Statistical estimates shown to participants are drawn from an analysis of our survey data collected during the pre-intervention phase of this project. Figures are tailored to the target populations from which we draw representative samples: Rural villages and their residents across Senegal as well as in each of our three focus departments of Kaolack, Matam, and Sedhiou. This means that participants in a focus department received statistical estimates for their particular department, while participants elsewhere received national estimates. Qualitative insights shared with treated participants reflect focus group discussions with mentors, who are migrants in Dakar, as well as discussions with local stakeholders and partners.
Overall the in-person session lasts approximately 45 minutes. All sections of the mentoring session encourage active processing and engage the participant through graphical elements/icons, activities, questions, and discussion points.

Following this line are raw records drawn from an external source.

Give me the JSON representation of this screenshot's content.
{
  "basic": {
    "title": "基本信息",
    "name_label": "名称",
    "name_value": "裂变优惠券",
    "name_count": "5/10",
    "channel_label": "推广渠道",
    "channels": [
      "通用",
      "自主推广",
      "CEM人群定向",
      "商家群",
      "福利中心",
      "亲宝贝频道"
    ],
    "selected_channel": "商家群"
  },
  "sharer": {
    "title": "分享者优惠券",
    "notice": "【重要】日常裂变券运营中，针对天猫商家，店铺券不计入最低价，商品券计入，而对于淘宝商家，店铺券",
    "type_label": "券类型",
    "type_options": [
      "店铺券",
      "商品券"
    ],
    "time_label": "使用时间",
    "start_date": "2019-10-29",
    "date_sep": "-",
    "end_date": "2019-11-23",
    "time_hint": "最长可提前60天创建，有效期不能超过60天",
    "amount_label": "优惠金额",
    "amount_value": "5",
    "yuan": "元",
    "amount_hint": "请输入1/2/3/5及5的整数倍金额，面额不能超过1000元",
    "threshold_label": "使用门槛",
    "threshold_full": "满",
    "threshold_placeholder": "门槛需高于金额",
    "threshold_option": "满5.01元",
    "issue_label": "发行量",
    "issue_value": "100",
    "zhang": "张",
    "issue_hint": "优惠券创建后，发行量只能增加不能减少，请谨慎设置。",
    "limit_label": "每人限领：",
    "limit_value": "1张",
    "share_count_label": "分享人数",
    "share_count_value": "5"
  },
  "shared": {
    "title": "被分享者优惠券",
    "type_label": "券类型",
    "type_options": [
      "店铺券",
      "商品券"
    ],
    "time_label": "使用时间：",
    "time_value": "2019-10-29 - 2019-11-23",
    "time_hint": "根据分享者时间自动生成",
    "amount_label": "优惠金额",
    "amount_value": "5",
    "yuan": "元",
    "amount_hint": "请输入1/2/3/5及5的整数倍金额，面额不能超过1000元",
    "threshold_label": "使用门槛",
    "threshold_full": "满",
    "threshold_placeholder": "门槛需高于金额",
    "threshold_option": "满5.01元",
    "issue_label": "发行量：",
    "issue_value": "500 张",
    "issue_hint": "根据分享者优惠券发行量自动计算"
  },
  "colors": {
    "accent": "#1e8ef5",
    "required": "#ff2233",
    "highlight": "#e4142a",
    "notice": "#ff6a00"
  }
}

The second mentoring session is conducted over the phone by the same mentors that implemented the first session. The second mentoring session does not provide new information but consists of an extensive recap of the contents of the first mentoring session, engagement with the participants' thoughts and questions about these materials, and a discussion of any potential migration intentions or plans of participants. Similar to the initial mentoring interaction, the second session contains a series of questions designed to maximize participants' active engagement with intervention content. The flyer is again shared with participants, this time in a digital format, preferably via WhatsApp or otherwise by way of four short text messages providing a high-level summary.
The mentoring intervention is implemented in two variations. The first variant (treatment 1) is the intervention as described so far. In the second variant (treatment 2), a local discussant/endorser is added to the first in-person mentoring session. The local discussant is someone who has migrated within the previous five years, has expressed his intent to migrate again in the future, is in the same demographic as our target population (male, between 18 and 40 years old), and occupies a non-peripheral place in the village's social network. We identify potential local discussants by drawing randomly from the set of study participants that meet these conditions. Prior to the mentoring session, the local discussant receives a briefing about the mentoring purpose, content, and his role in the meeting; is asked to add evidence and information based on his own migration experiences; and is tasked to be available for follow-up discussions or questions from the participant after the scheduled meeting. The local discussant receives a small monetary compensation for each mentoring session he attends.